Targeted Cancer Cell Therapy
The cells in the body grow and divide as part of the normal cell cycle. The cell’s nucleus control this process. Inside the nucleus, genetic materials called the DNA contains the instructions for directing the process. Sometimes, the cell’s DNA becomes damaged. Normally, the DNA responds by repairing itself or instructing the cell to die. In cancer, however, the parts of the cell’s DNA that directs cell division becomes damaged. Instead, the unrepaired DNA causes the cell to grow and divide uncontrollably into more damaged cells called “cancer cells”.

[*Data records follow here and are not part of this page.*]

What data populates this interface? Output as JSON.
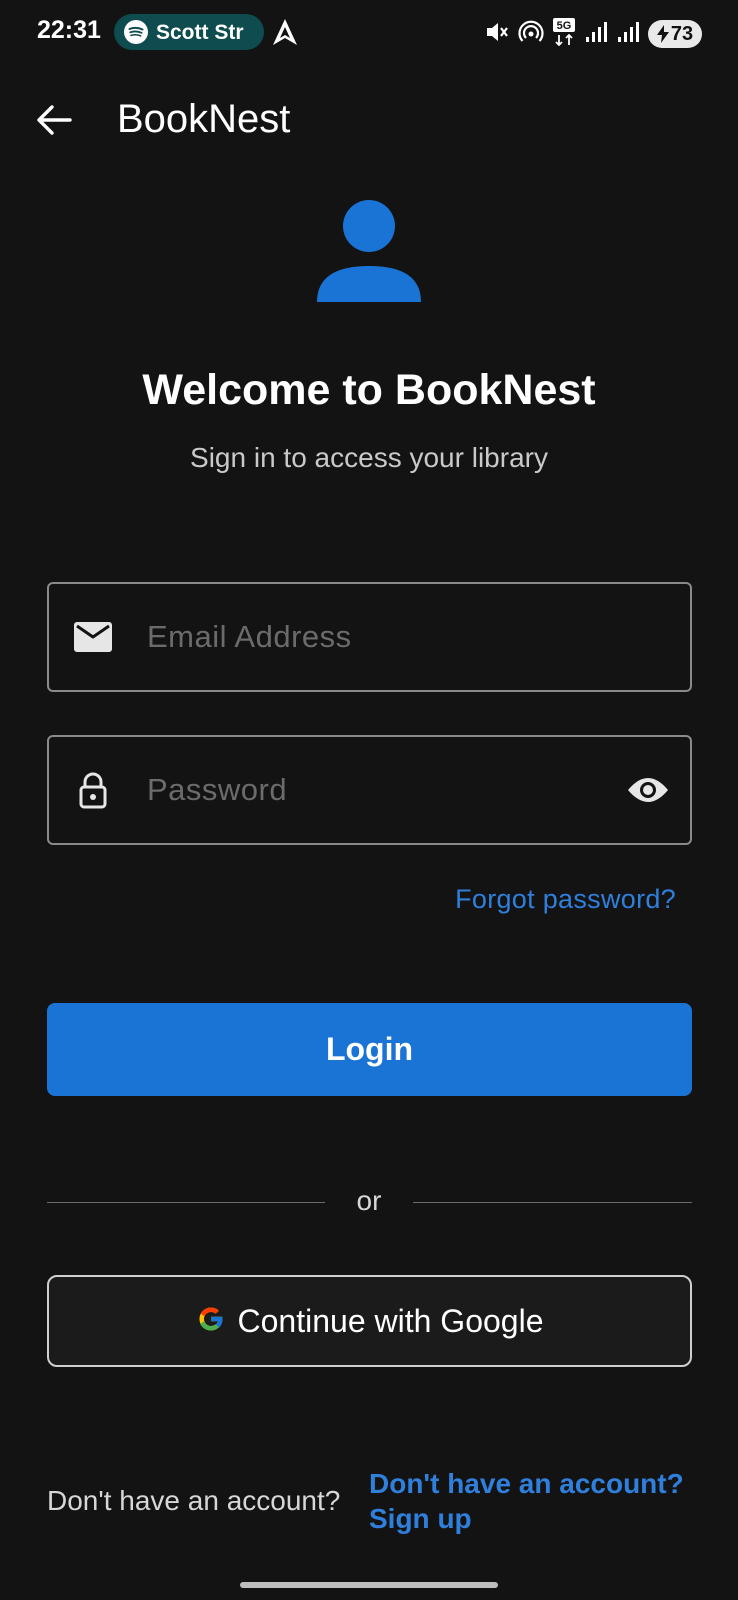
{
  "status_bar": {
    "time": "22:31",
    "spotify_text": "Scott Str",
    "battery": "73",
    "network_label": "5G",
    "icons": [
      "spotify-icon",
      "nav-arrow-icon",
      "mute-icon",
      "hotspot-icon",
      "5g-icon",
      "signal-icon",
      "signal-icon",
      "battery-icon"
    ]
  },
  "app_bar": {
    "title": "BookNest",
    "back_icon": "arrow-left-icon"
  },
  "header": {
    "avatar_icon": "person-icon",
    "welcome": "Welcome to BookNest",
    "subtitle": "Sign in to access your library"
  },
  "form": {
    "email_placeholder": "Email Address",
    "email_icon": "mail-icon",
    "password_placeholder": "Password",
    "password_icon": "lock-icon",
    "visibility_icon": "eye-icon",
    "forgot": "Forgot password?",
    "login": "Login"
  },
  "divider": {
    "or": "or"
  },
  "google": {
    "label": "Continue with Google",
    "icon": "google-icon"
  },
  "footer": {
    "prompt": "Don't have an account?",
    "link_line1": "Don't have an account?",
    "link_line2": "Sign up"
  },
  "colors": {
    "background": "#131313",
    "accent": "#1a74d6",
    "link": "#2f7fdc"
  }
}
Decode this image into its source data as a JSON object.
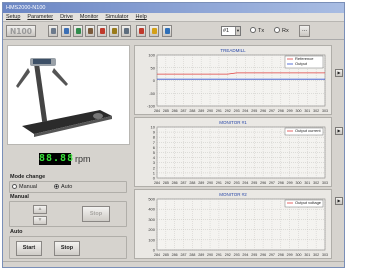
{
  "window": {
    "title": "HMS2000-N100"
  },
  "menu": [
    "Setup",
    "Parameter",
    "Drive",
    "Monitor",
    "Simulator",
    "Help"
  ],
  "toolbar": {
    "model_label": "N100",
    "icons": [
      {
        "name": "wrench-icon",
        "color": "#6c7a8c"
      },
      {
        "name": "sensor-icon",
        "color": "#3b6fb5"
      },
      {
        "name": "globe-icon",
        "color": "#2f8c4c"
      },
      {
        "name": "motor-icon",
        "color": "#7b5a3a"
      },
      {
        "name": "chip-icon",
        "color": "#c0392b"
      },
      {
        "name": "tools-icon",
        "color": "#9a7b1a"
      },
      {
        "name": "gear-icon",
        "color": "#5d6d7e"
      },
      {
        "name": "bottle-red-icon",
        "color": "#c0392b"
      },
      {
        "name": "bottle-yellow-icon",
        "color": "#d4a017"
      },
      {
        "name": "bottle-blue-icon",
        "color": "#2e6fb8"
      }
    ],
    "channel_value": "#1",
    "radio_tx": "Tx",
    "radio_rx": "Rx",
    "more_label": "..."
  },
  "rpm": {
    "display": "88.88",
    "unit": "rpm"
  },
  "mode": {
    "title": "Mode change",
    "manual": "Manual",
    "auto": "Auto",
    "selected": "auto"
  },
  "manual": {
    "title": "Manual",
    "stop_label": "Stop"
  },
  "auto": {
    "title": "Auto",
    "start_label": "Start",
    "stop_label": "Stop"
  },
  "x_ticks": [
    "284",
    "285",
    "286",
    "287",
    "288",
    "289",
    "290",
    "291",
    "292",
    "293",
    "294",
    "295",
    "296",
    "297",
    "298",
    "299",
    "300",
    "301",
    "302",
    "303"
  ],
  "chart_data": [
    {
      "type": "line",
      "title": "TREADMILL",
      "x": [
        284,
        285,
        286,
        287,
        288,
        289,
        290,
        291,
        292,
        293,
        294,
        295,
        296,
        297,
        298,
        299,
        300,
        301,
        302,
        303
      ],
      "ylim": [
        -100,
        100
      ],
      "yticks": [
        "100",
        "50",
        "0",
        "-50",
        "-100"
      ],
      "grid": true,
      "legend": "top-right",
      "series": [
        {
          "name": "Reference",
          "color": "#e04040",
          "values": [
            25,
            25,
            25,
            25,
            25,
            25,
            25,
            25,
            25,
            30,
            30,
            30,
            30,
            30,
            30,
            30,
            30,
            30,
            30,
            30
          ]
        },
        {
          "name": "Output",
          "color": "#3050d0",
          "values": [
            5,
            5,
            5,
            5,
            5,
            5,
            5,
            5,
            5,
            5,
            5,
            5,
            5,
            5,
            5,
            5,
            5,
            5,
            5,
            5
          ]
        }
      ]
    },
    {
      "type": "line",
      "title": "MONITOR #1",
      "x": [
        284,
        285,
        286,
        287,
        288,
        289,
        290,
        291,
        292,
        293,
        294,
        295,
        296,
        297,
        298,
        299,
        300,
        301,
        302,
        303
      ],
      "ylim": [
        0,
        10
      ],
      "yticks": [
        "10",
        "9",
        "8",
        "7",
        "6",
        "5",
        "4",
        "3",
        "2",
        "1",
        "0"
      ],
      "grid": true,
      "legend": "top-right",
      "series": [
        {
          "name": "Output current",
          "color": "#e04040",
          "values": []
        }
      ]
    },
    {
      "type": "line",
      "title": "MONITOR #2",
      "x": [
        284,
        285,
        286,
        287,
        288,
        289,
        290,
        291,
        292,
        293,
        294,
        295,
        296,
        297,
        298,
        299,
        300,
        301,
        302,
        303
      ],
      "ylim": [
        0,
        500
      ],
      "yticks": [
        "500",
        "400",
        "300",
        "200",
        "100",
        "0"
      ],
      "grid": true,
      "legend": "top-right",
      "series": [
        {
          "name": "Output voltage",
          "color": "#e04040",
          "values": []
        }
      ]
    }
  ]
}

Targeted Therapy and Cancer
Targeted therapy attacks features common to cancer cells. The therapy uses drugs to stop the growth of cancer and prevents it from spreading. There are two types of targeted therapy: small molecule drugs which works inside the cancer cells and monoclonal antibodies which works outside of the cell. These two types work in four ways: (1) block signals that cancer cells use to make new cancer cells, (2) delivers toxic substances that kill or damage cancer cells, (3) stimulate cells in the immune system to destroy cancer cells, and (4) block the growth of new blood vessels around cancer cells which starves the cell from the nutrients it needs to grow.
Possible Side Effects
Though targeted therapy are thought to be “less toxic” than other treatments which uses drugs to treat cancer, this could still have significant side effects. Diarrhea or liver-related complications may also arise such as hepatitis and increased liver enzymes level. Other side effects may include: acneiform rash, skin drying, nail changes, hair depigmentation, problems associated with blood clotting and wound healing, high blood pressure, and in some rare cases, gastrointestinal perforation.
Although not every person develops a side effect upon treatment, the severity of the outcome may vary depending on the drug/s used and the condition of the particular patient. Most side effects disappear after the therapy or when the patient recovers from the treatment; it all depends on the overall health of the person during treatment.